Dan O'Donnell

Dan O'Donnell

Common Sense Central is edited by WISN's Dan O'Donnell. Dan provides unique conservative commentary and analysis of stories that the mainstream media...Full Bio

 

The All-American Prodigy

America celebrates its sports heroes like perhaps no nation ever has; elevating them to near godlike status, especially those who make the superhuman look ordinary. But sometimes those heroes are ordinary themselves, battling the same demons that the rest of us do. And sometimes we honor them for that, too.

This is the Forgotten History of the All-American Prodigy.

He was a natural, as gifted an athlete as anyone had ever seen. Why, when he was just a boy, they said he could throw a baseball clear across the Penobscot River and could hit it even farther. Yes sir, Louis Sockalexis was destined for greatness on the diamond.

But he was an Indian, and Indians just didn’t play baseball; not professionally, not in college, not anywhere. Anywhere that mattered, anyway.

Because of that prejudice, as great as Louis was, he never got to play much farther away from the river he used to toss a ball over as a boy. He was 21 now, and stronger, faster, and just plain better than anyone else in the small county league he played in.

As the 1893 season rolled around, there was an excitement building. The Holy Cross University baseball team would be barnstorming the area and playing a few teams in the county league. Louis was ecstatic; he would show those fellows that he was every bit as good as they were. Better, even.

And he did. He was stronger, faster, and just plain better than all of them. Holy Cross’ best player, catcher Doc Powers, was in awe. He didn’t care that Louis was an Indian; he was the greatest baseball player he ever saw. Louis would be coming back to Holy Cross with the team. Doc wouldn’t take no for an answer.

Louis accepted, enrolled at the University, and almost immediately became the best athlete there. He played football, ran track, and, of course, dominated on the diamond. He hit home run after home run and made impossible throws from the outfield. He was, at long last, fulfilling his destiny.

But just under the surface, Louis was struggling. He was homesick, and the racist taunts from opposing fans broke his heart. He began to drink. As he got even better on the field, the taunts grew more hateful. He drank more.

When his coach accepted a new job at The University of Notre Dame, Louis and his friend Doc followed him. But Louis’ demons followed him, too. As Doc signed a professional contract, Louis was kicked out of school following a drunken barroom brawl.

Still, the legend of Louis Sockalexis had preceded him, and the National League’s Cleveland Spiders signed him to a professional contract just a month later, making him the first Native American to play professional baseball.

He was an immediate sensation. His towering home runs and impossible throws from the outfield made him a fan favorite, and he batted .338 as the Spiders climbed from last place to National League contenders.

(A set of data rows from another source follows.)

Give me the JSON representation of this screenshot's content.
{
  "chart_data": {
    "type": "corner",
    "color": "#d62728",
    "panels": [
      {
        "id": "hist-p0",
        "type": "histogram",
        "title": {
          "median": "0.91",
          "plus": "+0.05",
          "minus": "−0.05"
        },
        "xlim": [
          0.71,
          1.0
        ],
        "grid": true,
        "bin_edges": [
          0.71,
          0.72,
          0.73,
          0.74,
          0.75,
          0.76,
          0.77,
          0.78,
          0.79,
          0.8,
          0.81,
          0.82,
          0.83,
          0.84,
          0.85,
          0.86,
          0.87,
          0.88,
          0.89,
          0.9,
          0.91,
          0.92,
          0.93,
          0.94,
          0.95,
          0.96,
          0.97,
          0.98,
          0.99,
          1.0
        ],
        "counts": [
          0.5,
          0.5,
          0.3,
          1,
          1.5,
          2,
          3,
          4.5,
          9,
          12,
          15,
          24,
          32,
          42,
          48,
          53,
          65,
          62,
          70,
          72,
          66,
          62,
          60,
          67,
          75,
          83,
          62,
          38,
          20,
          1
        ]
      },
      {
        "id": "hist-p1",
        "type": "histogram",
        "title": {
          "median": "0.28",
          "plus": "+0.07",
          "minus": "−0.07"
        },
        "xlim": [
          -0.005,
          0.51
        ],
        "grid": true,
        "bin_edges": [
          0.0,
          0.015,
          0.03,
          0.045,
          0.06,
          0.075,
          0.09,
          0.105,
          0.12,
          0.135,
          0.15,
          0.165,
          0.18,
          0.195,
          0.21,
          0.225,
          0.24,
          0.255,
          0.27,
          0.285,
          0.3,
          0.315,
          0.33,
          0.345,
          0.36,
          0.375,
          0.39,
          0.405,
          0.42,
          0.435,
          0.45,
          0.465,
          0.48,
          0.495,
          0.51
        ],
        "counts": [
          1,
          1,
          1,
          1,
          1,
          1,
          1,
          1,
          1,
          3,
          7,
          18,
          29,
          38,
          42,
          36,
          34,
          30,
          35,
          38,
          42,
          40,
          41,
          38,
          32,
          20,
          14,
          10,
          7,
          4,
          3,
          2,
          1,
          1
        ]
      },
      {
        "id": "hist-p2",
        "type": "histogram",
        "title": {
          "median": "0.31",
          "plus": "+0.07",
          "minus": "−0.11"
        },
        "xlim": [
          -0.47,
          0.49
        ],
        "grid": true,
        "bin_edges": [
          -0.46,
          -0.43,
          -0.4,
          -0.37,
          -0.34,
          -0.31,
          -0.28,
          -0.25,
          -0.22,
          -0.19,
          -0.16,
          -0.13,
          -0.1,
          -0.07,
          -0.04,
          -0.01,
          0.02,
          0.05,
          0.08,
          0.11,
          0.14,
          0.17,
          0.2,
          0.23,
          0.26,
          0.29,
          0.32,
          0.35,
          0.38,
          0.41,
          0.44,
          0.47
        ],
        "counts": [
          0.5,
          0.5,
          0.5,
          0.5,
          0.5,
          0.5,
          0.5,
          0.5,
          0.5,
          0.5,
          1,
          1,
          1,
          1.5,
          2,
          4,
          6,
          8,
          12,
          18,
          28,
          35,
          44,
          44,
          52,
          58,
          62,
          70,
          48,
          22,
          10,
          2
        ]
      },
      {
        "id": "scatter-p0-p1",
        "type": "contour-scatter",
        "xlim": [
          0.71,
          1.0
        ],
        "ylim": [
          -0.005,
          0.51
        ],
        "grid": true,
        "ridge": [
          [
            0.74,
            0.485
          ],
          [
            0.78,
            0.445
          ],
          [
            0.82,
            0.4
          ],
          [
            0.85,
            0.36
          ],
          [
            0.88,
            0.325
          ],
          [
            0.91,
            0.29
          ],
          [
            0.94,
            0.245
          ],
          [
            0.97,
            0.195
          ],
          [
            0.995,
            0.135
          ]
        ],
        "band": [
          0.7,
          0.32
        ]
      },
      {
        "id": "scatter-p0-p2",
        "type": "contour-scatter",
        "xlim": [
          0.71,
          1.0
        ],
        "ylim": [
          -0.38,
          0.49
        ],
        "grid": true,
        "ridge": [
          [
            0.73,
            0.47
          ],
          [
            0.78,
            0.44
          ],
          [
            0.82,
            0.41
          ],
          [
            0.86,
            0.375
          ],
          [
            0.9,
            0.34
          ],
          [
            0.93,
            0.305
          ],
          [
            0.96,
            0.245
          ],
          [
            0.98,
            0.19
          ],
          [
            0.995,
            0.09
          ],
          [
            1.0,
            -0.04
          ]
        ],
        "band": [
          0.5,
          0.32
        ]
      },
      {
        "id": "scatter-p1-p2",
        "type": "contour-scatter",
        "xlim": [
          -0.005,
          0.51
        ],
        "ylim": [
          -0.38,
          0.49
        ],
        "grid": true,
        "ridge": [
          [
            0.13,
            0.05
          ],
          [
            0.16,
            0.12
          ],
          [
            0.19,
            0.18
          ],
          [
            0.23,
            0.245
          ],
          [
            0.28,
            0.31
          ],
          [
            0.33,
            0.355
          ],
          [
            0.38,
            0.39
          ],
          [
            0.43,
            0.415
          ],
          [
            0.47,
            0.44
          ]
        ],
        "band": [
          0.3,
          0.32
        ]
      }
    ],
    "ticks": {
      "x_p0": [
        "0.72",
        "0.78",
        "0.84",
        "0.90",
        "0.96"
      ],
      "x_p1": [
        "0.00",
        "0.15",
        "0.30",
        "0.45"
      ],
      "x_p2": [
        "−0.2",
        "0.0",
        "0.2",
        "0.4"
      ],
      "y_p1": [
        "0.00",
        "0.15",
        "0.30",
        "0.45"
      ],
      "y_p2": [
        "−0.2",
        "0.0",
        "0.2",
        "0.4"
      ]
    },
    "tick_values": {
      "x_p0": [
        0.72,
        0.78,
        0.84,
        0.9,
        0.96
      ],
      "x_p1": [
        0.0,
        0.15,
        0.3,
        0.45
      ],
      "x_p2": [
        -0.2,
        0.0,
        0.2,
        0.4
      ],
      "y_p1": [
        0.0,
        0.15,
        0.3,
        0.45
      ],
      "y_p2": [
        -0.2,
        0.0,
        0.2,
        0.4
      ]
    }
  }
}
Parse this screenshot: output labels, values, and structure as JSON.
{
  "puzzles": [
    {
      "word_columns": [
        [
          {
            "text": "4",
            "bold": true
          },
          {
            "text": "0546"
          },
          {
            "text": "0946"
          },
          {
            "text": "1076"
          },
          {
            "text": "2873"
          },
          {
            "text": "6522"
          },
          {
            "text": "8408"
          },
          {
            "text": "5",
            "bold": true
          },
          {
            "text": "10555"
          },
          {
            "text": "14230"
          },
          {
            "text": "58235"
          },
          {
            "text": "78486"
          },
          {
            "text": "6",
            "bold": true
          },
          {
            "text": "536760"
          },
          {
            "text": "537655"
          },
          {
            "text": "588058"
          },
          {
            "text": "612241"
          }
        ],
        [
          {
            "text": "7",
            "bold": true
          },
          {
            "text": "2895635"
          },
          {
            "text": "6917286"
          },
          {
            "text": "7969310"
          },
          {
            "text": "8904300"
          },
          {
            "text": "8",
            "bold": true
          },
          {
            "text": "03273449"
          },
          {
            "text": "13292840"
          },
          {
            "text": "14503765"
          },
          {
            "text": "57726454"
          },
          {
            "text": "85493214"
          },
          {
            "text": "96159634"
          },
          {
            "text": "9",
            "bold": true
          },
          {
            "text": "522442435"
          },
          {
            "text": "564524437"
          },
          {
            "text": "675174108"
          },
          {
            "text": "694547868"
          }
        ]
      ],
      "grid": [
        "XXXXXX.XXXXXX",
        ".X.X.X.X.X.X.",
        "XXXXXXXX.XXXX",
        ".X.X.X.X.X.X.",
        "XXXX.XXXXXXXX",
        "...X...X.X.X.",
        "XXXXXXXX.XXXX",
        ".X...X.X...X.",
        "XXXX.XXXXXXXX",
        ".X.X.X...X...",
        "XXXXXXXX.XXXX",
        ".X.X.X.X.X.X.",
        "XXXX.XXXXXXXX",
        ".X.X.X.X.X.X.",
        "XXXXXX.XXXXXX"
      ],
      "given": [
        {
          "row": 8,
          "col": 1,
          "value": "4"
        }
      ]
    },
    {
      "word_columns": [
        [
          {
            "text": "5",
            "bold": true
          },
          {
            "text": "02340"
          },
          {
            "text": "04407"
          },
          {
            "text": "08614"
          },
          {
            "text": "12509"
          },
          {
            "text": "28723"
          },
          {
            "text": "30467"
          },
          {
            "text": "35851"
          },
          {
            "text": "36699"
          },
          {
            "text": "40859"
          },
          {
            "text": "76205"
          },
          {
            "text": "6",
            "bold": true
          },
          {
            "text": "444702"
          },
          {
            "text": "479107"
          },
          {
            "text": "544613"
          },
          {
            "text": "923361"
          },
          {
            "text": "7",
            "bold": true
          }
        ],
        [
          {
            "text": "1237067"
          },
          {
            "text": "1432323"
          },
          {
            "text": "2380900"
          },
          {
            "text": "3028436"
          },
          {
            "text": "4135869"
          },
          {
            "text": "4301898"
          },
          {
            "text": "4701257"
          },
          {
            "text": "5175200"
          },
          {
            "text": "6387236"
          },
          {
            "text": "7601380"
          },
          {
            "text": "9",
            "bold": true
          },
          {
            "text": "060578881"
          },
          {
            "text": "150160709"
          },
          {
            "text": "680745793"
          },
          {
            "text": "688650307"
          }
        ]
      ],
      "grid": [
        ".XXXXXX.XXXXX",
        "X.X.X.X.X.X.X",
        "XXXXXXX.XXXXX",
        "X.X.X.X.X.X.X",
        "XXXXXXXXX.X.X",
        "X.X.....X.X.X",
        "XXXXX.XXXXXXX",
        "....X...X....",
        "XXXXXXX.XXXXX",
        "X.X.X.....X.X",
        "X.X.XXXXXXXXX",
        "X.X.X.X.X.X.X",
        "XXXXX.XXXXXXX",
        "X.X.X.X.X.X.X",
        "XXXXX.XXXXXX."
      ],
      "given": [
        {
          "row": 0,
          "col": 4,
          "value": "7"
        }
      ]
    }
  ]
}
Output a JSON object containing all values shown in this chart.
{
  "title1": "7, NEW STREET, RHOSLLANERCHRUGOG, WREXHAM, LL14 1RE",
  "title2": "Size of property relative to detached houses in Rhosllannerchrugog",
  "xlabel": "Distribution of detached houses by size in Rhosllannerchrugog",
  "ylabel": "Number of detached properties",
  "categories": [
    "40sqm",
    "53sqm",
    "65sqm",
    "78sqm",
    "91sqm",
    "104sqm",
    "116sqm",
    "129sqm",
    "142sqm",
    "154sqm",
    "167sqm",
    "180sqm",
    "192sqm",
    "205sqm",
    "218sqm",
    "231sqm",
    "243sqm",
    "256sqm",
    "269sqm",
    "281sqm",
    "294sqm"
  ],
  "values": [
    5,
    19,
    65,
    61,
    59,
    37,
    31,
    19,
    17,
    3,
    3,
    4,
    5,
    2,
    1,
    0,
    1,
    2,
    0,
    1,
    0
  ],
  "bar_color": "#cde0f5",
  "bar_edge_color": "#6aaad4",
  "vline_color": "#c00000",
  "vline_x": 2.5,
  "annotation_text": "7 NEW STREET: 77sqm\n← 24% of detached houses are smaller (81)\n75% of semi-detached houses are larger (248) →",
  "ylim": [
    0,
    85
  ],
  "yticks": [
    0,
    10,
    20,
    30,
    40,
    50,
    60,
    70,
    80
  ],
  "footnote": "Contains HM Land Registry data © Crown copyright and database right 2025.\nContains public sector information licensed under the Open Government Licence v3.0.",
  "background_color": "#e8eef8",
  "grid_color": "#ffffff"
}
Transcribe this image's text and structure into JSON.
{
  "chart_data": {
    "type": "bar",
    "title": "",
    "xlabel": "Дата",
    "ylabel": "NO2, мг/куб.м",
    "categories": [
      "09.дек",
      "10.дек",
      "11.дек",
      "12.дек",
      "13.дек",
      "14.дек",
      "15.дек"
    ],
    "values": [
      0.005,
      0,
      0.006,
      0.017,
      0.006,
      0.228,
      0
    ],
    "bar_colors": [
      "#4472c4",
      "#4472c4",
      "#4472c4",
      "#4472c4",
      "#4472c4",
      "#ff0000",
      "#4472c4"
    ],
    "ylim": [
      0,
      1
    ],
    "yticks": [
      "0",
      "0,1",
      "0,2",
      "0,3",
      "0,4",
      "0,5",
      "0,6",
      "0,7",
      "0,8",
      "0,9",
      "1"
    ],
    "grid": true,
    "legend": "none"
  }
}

But the racist taunts followed Louis in every visiting ballpark. With every home run he hit, they grew louder. With every impossible throw he made, they grew more personal. And he took them more personally than ever before, especially since the hate directed at him even extended to his teammates and manager, Patsy Tebeau. The press even derisively dubbed them “Tebeau’s Indians.”

His team saw the name as a badge of honor, and while they rallied around Louis, he retreated once again to the bottle. His drinking grew more frequent. He began showing up to games smelling of liquor. He couldn’t hit or make even easy throws.

On the Fourth of July, he even badly injured his ankle while drunkenly leaping from a second-story window at a brothel. When he returned to the lineup, he just wasn’t the same. He could still hit, but his defense became a liability.

He retreated even further into the bottle; his alcoholism consumed him. The prodigy was long gone, now he was a just a broken man who played just a handful of games over the next two seasons.

By the turn of the century, he was out of the National League.

The Spiders moved on, of course, and found a new prodigy: A fan favorite with a cannon arm and great bat named Nap LaJoie. He was so beloved that the team even called itself “The Cleveland Naps.”

He starred for them for a decade, as Louis spiraled further into alcoholism, dying broken and alone and mostly forgotten on Christmas Eve, 1913.

The following baseball season would be Nap LaJoie’s last in Cleveland, and the team had a unique problem: It couldn’t still call itself the Cleveland Naps with Nap LaJoie now playing for the Philadelphia Athletics. What would its new nickname be?

The sportswriters who followed the club had a suggestion. The Boston Braves had just won the National League, so why not tap into some of that good luck and call back to one of the more fun and entertaining seasons that anyone could remember—when the team rallied around their young phenom, the very first Native American to ever play professionally, the tragic superstar who conquered the diamond but couldn’t conquer his own demons?

They made sure the legend of Louis Sockalexis would live on. The team became the Cleveland Indians.